Chi ama ha un rapporto erotico con la verità, cioè desidera quel che non può avere. L’eros riguarda infatti il desiderio di qualcosa d’irraggiungibile. Qualunque essere umano sa di dover morire – la morte purtroppo è la sola cosa certa di cui abbiamo nozione – e appunto per questo anela spasmodicamente all’immortalità mediante l’impulso sessuale, ch’è volontà o spinta di procreazione di un altro essere, il quale viva anche dopo che si è morti, cosicché si possa rivivere ogni istante in lui. I figli sono la seconda chance per ciascuno di noi. Marsilio Ficino afferma che l’agape e l’eros sono pressoché la stessa cosa. In vita noi ricerchiamo l’altra metà mancante di noi in modo che una volta riuniti si possa completare la propria rispettiva natura incompleta. Molto suggestivo per questo motivo è il racconto di Aristofane nel Simposio, dove descrive maschio e femmina come due esseri originariamente uniti in un solo essere androgino, tagliato in due metà separate solo in un secondo momento, poiché gli dèi preoccupati temevano che la sua potenza potesse rivaleggiare con la loro e che un giorno essi si sarebbero potuti rivoltare. Quindi queste due metà mutilate per tutta la loro vita vagolano senza una meta precisa di luogo in luogo, ricercando inconsapevolmente la propria metà perduta e dispersa chissà dove. Una volta trovatela, se mai si ha la fortuna di trovarla, ecco che si sente il bisogno di congiungersi con essa mediante l’atto sessuale, il cui svolgimento può determinare la procreazione di una nuova vita. In definitiva si potrebbe dire che chi non ha mai amato è come se non avesse mai vissuto veramente. Se non ci fosse l’amore noi saremmo come dei strumenti musicali non accordati, e cioè: suoneremmo una ben dissonante melodia e per di più di una tristezza incomparabile! Chi è capace di amare possiede invece un’anima grande: è l’Amore difatti che tutto comprende…

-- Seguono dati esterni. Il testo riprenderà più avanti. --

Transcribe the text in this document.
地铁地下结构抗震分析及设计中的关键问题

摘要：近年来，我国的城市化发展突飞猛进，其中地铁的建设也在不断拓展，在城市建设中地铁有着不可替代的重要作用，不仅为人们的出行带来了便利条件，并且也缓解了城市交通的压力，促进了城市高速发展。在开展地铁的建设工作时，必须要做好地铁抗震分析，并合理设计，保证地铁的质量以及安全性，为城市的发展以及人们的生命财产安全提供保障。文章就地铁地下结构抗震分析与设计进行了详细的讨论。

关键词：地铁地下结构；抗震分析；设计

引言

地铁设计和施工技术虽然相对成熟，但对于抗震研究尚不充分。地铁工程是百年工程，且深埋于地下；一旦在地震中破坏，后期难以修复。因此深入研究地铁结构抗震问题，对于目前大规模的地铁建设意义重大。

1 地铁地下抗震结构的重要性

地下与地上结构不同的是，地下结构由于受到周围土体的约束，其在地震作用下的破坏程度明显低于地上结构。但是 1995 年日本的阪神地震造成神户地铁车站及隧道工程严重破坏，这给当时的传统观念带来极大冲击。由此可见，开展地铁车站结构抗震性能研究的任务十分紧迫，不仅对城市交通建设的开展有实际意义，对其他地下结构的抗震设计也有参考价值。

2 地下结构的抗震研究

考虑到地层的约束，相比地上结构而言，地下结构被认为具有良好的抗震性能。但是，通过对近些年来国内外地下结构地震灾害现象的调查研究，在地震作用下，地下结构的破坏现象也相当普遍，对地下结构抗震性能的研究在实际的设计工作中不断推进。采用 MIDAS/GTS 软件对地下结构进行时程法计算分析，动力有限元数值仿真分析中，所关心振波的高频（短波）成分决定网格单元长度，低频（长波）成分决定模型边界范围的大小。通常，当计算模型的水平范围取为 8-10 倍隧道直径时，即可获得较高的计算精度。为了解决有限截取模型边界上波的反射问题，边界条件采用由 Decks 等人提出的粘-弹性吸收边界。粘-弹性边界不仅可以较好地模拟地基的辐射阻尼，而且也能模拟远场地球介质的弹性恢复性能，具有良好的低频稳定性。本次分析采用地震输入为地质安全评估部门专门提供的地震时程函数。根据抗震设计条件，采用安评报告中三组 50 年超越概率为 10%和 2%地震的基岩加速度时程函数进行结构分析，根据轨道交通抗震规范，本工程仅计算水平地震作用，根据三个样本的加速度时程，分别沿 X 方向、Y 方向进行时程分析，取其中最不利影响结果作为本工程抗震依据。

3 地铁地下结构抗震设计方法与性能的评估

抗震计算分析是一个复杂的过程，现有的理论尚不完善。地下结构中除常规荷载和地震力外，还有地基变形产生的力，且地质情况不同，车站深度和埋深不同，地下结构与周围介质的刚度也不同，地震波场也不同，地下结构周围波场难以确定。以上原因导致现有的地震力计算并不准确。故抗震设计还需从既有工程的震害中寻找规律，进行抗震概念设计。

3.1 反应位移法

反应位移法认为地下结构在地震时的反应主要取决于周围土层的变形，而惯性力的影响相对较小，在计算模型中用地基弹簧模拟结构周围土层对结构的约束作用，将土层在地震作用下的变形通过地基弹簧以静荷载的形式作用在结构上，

La concezione amorosa paolina non prevede affatto il concupire fine a se stesso. L’amore di Eva è proprio per questo estraneo a se stesso. Mentre quello del “dongiovanni” è proprio di chi possiede interamente se stesso e di chi ha pertanto un’alta considerazione di sé, così da riuscire estremamente persuasivo agli altri. Ossia chi è in pieno possesso di sé mira a possedere gli altri, magari usando l’arte subdola della seduzione che spesso coincide con quella dell’inganno – che vuol dire esattamente coprire ciò ch’è nudo. In ogni caso chi inganna maschera il proprio secondo fine, ossia la concupiscenza fine a se stessa! Nel godimento amoroso ci si perde in un’estasi squisita, che ci placa il terribile vulcano che ognuno si porta inconsapevolmente dentro. In ultima analisi ci si sente totalmente appagati, oltre che riconciliati con se stessi. Bisogna far all’amore tanto con il corpo, quanto con la mente: solo così si potrà godere appieno l’essenza di questa fusione alchemica di due materie spirituali, ove in germe vi è contenuto l’intero significato della vita umana, ch’è sì pienezza rinfrescante, ma soprattutto sofferenza stritolante. Dopo ogni orgasmo è come se si morisse, per poi rinascere a nuova vita. Facendo all’amore, inoltre, è come se si volesse ringraziare per la felicità ricevuta e complimentare per la passione sprigionata. Esso permette la fuoriuscita dal proprio sé di modo che ci si proietti nel sé universale…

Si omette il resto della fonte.